Eine schlaflose, sonnenhelle Winternacht.

Wie denn überhaupt diese Tage des Wartens ein unaufhörliches Schwanken auf bewegter Fläche waren. Wenn er auf den Proben die natürlicherweise unfertige, stockende, oft unterbrochene Darstellung seines Werkes ohne Kostüm und Maske sah, so war ihm oft gottserbärmlich zu Mute; selbst eine höchst ansehnliche Frau macht vor der ersten Morgentoilette nicht immer einen vorteilhaften Eindruck. Wenn er dann aber sah, wie ein hoher alter Herr, der den Proben gelegentlich beiwohnte, sich bei gewissen Stellen die Augen trocknete, so wurde ihm wieder besser; ein Lustspiel, bei dem ein vielerfahrener Mann richtig weinen kann, ist selten ganz wertlos. Indessen: alle diese Stimmungen spielten doch nur auf der Oberfläche seines Wesens, und als sie ihm unbehaglich wurden, schnitt er sie ab »durch den bloßen Vorsatz des Willens«. Er wollte nicht mehr seekrank sein und war es nicht mehr. Als er am letzten Tage, einem sommerlich warmen Dezembermittage, seine Hilde wie einst vom Bahnhof holte, war er nur noch Glück und gedachte kaum mit flüchtigen Gedanken der bevorstehenden »Schicksalswende«. Eine in Dresden lebende Freundin seiner Schriften hatte das Paar zum Essen geladen; er aß mit gänzlich unerschüttertem Appetit die ganze stattliche Speisenfolge herunter und unterhielt sich vortrefflich, und im Hotel schlief er dann, während Hilde mit frommer Andacht Theatertoilette machte, eine ausgereckte Stunde tief und traumlos, wie man es auch sonst von Missetätern vor ihrer Hinrichtung berichten hört.
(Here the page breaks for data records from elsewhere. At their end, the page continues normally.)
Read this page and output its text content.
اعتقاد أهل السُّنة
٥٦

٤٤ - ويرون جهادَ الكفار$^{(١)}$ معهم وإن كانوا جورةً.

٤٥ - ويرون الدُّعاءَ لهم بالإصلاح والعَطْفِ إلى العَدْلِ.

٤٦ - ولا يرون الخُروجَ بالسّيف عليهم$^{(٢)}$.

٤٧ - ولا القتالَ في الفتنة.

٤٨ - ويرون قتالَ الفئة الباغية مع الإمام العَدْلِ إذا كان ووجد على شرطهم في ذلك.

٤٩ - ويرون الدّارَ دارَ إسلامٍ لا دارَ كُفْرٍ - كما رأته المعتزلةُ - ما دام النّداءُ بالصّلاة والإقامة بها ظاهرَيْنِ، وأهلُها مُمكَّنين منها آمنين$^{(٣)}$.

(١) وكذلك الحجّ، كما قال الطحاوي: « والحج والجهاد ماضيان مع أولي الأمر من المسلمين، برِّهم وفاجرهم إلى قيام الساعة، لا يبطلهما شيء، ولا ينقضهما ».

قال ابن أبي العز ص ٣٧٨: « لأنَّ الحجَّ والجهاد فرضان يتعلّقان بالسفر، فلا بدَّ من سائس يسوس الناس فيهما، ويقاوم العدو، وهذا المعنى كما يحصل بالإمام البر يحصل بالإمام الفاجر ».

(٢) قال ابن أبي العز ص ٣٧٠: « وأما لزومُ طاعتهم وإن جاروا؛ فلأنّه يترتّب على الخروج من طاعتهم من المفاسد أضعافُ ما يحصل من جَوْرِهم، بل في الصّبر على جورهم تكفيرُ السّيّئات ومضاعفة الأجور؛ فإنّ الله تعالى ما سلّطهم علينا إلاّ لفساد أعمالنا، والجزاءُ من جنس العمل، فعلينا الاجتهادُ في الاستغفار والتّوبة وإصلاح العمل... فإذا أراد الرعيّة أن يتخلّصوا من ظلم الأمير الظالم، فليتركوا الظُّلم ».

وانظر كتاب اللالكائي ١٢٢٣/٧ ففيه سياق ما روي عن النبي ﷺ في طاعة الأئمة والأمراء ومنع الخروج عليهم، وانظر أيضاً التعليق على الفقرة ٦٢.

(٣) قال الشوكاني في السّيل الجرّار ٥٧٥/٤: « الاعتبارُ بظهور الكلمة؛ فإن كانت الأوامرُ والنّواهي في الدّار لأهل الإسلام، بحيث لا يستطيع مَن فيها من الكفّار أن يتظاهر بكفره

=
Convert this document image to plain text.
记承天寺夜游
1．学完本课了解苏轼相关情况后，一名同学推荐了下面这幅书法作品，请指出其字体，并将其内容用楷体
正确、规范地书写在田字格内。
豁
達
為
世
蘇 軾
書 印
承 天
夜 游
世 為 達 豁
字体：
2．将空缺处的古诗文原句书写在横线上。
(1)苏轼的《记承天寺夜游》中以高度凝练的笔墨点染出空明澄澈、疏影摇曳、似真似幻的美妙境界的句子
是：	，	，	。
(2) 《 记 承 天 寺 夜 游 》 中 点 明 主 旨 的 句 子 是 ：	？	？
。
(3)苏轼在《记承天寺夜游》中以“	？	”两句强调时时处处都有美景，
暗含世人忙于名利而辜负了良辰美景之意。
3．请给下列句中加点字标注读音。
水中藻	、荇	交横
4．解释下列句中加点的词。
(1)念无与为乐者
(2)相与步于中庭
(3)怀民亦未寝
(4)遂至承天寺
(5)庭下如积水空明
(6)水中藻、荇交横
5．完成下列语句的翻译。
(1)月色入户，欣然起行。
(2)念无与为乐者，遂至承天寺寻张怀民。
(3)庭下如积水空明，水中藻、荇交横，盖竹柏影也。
Das kam daher, daß er äußeren Umständen und Ereignissen nur selten einen tieferen Einfluß auf sein Inneres gestattete. Die großen Umwälzungen seines Lebens waren immer in seiner Seele und ziemlich unabhängig vom Lauf der Welt vor sich gegangen. Die Dinge sind das, was wir aus ihnen machen; das galt bei keinem Menschen mehr als bei Asmus Semper. Eine Ausnahme machte er: den Menschen, die er liebte, seinem Weib, seinen Kindern, seinen feuer- und wasserechten Freunden durfte nichts Schlimmes geschehen; was ihn sonst an äußeren Schicksalen traf, vermochte sein Gleichgewicht nicht zu erschüttern. Daß es dennoch Schicksale gibt, die uns gründlicher umwerfen als selbst das Leid unserer Lieben, daß es Dinge gibt, die nicht wir formen, sondern die uns formen, das sollte er erst später erfahren.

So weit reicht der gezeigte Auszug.